Sunday, October 14, 2018, at 4:00 pm
Join us on a journey from the rhythms of Spain to the melodies of Argentina with a brilliant program featuring Alberto Ginastera’s Variaciones concertantes, de Falla’s “The Three-Cornered Hat,” and the New Mexico premiere of Mariano Morales’s Concerto for Flute and Orchestra featuring Latin GRAMMY® Award-winner Nestor Torres. This collaborative work—brought to life by three Puerto Rican artists: Mariano Morales, Nestor Torres, and Guillermo Figueroa—showcases the flute in a mixture of Western European music traditions. It is a tribute to the people of Puerto Rico who, although devastated by Hurricane María, are resilient and hopeful. Musical devices, such as the song of the Coquí (autochthonous small toad) and the use of the Bomba rhythm, serve as reminders of the sense of Puerto Rican pride on the island and abroad.
Variaciones concertantes, op. 23
Concerto for Flute and Orchestra, a New Mexico premiere
Nestor Torres, Flute
El sombrero de tres picos (“The Three Cornered Hat”) Suite No. 2
Concerto for Flute and Orchestra
The concerto was commissioned by Maestro Guillermo Figueroa and the Lynn University Conservatory of Music.
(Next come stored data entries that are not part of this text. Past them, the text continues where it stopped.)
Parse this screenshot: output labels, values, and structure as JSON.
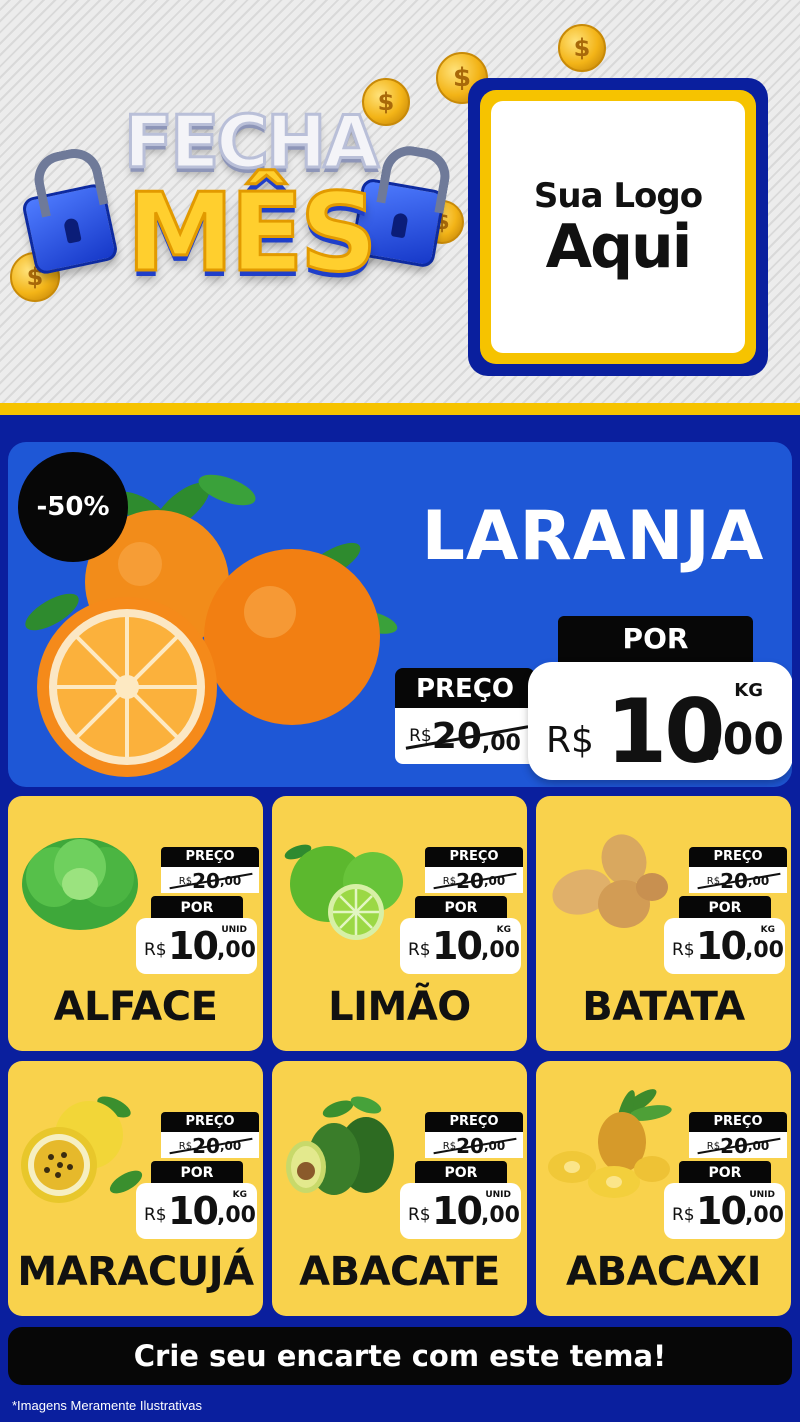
{
  "header": {
    "title_line1": "FECHA",
    "title_line2": "MÊS",
    "logo_line1": "Sua Logo",
    "logo_line2": "Aqui"
  },
  "featured": {
    "discount": "-50%",
    "name": "LARANJA",
    "por_label": "POR",
    "preco_label": "PREÇO",
    "old_price": {
      "currency": "R$",
      "integer": "20",
      "decimal": ",00"
    },
    "new_price": {
      "currency": "R$",
      "integer": "10",
      "decimal": ",00",
      "unit": "KG"
    }
  },
  "products": [
    {
      "name": "ALFACE",
      "preco_label": "PREÇO",
      "por_label": "POR",
      "old_price": {
        "currency": "R$",
        "integer": "20",
        "decimal": ",00"
      },
      "new_price": {
        "currency": "R$",
        "integer": "10",
        "decimal": ",00",
        "unit": "UNID"
      }
    },
    {
      "name": "LIMÃO",
      "preco_label": "PREÇO",
      "por_label": "POR",
      "old_price": {
        "currency": "R$",
        "integer": "20",
        "decimal": ",00"
      },
      "new_price": {
        "currency": "R$",
        "integer": "10",
        "decimal": ",00",
        "unit": "KG"
      }
    },
    {
      "name": "BATATA",
      "preco_label": "PREÇO",
      "por_label": "POR",
      "old_price": {
        "currency": "R$",
        "integer": "20",
        "decimal": ",00"
      },
      "new_price": {
        "currency": "R$",
        "integer": "10",
        "decimal": ",00",
        "unit": "KG"
      }
    },
    {
      "name": "MARACUJÁ",
      "preco_label": "PREÇO",
      "por_label": "POR",
      "old_price": {
        "currency": "R$",
        "integer": "20",
        "decimal": ",00"
      },
      "new_price": {
        "currency": "R$",
        "integer": "10",
        "decimal": ",00",
        "unit": "KG"
      }
    },
    {
      "name": "ABACATE",
      "preco_label": "PREÇO",
      "por_label": "POR",
      "old_price": {
        "currency": "R$",
        "integer": "20",
        "decimal": ",00"
      },
      "new_price": {
        "currency": "R$",
        "integer": "10",
        "decimal": ",00",
        "unit": "UNID"
      }
    },
    {
      "name": "ABACAXI",
      "preco_label": "PREÇO",
      "por_label": "POR",
      "old_price": {
        "currency": "R$",
        "integer": "20",
        "decimal": ",00"
      },
      "new_price": {
        "currency": "R$",
        "integer": "10",
        "decimal": ",00",
        "unit": "UNID"
      }
    }
  ],
  "footer": {
    "cta": "Crie seu encarte com este tema!",
    "disclaimer": "*Imagens Meramente Ilustrativas"
  },
  "colors": {
    "brand_blue": "#0a1f9e",
    "panel_blue": "#1e57d6",
    "accent_yellow": "#f6c300",
    "card_yellow": "#f9d24c",
    "black": "#070707"
  },
  "icons": [
    "coin-icon",
    "padlock-icon",
    "orange-image",
    "lettuce-image",
    "lime-image",
    "potato-image",
    "passion-fruit-image",
    "avocado-image",
    "pineapple-image"
  ]
}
The world premiere of the piece was performed on April 21, 2018, by the Lynn Philharmonia in Florida. Written in one uninterrupted movement, the concerto has three main sections (Fast, Slow, Fast). The concerto uses the Puerto Rican Bomba Sicá rhythm to generate both melodic and rhythmic ideas that are woven into the composition.
The piece begins with an unaccompanied introductory melody by the soloist. Then, the main theme is presented and developed by the soloist and the orchestra. The slow middle section showcases the lyrical aspects of the soloist and leads into the cadenza. The percussion section begins an extended exchange which showcases the different sections of the orchestra. This passage is followed by some improvisation by the soloist and culminates with a tutti by the orchestra and soloist. In the finale of the piece, the bassoon brings back the melody originally played in the Intro by the flute. This is followed by a last commentary by the soloist and orchestra thus, bringing the composition full circle.
The composition is a tribute to the Puerto Rican people, who although devastated by Hurricane María, are resilient, hopeful, and strong of spirit. Musical devices such as the song of the Coquí (authochthonous small toad), and the use of the Bomba rhythm, serve as reminders of the sense of pride of the Puerto Rican people on the island and those abroad.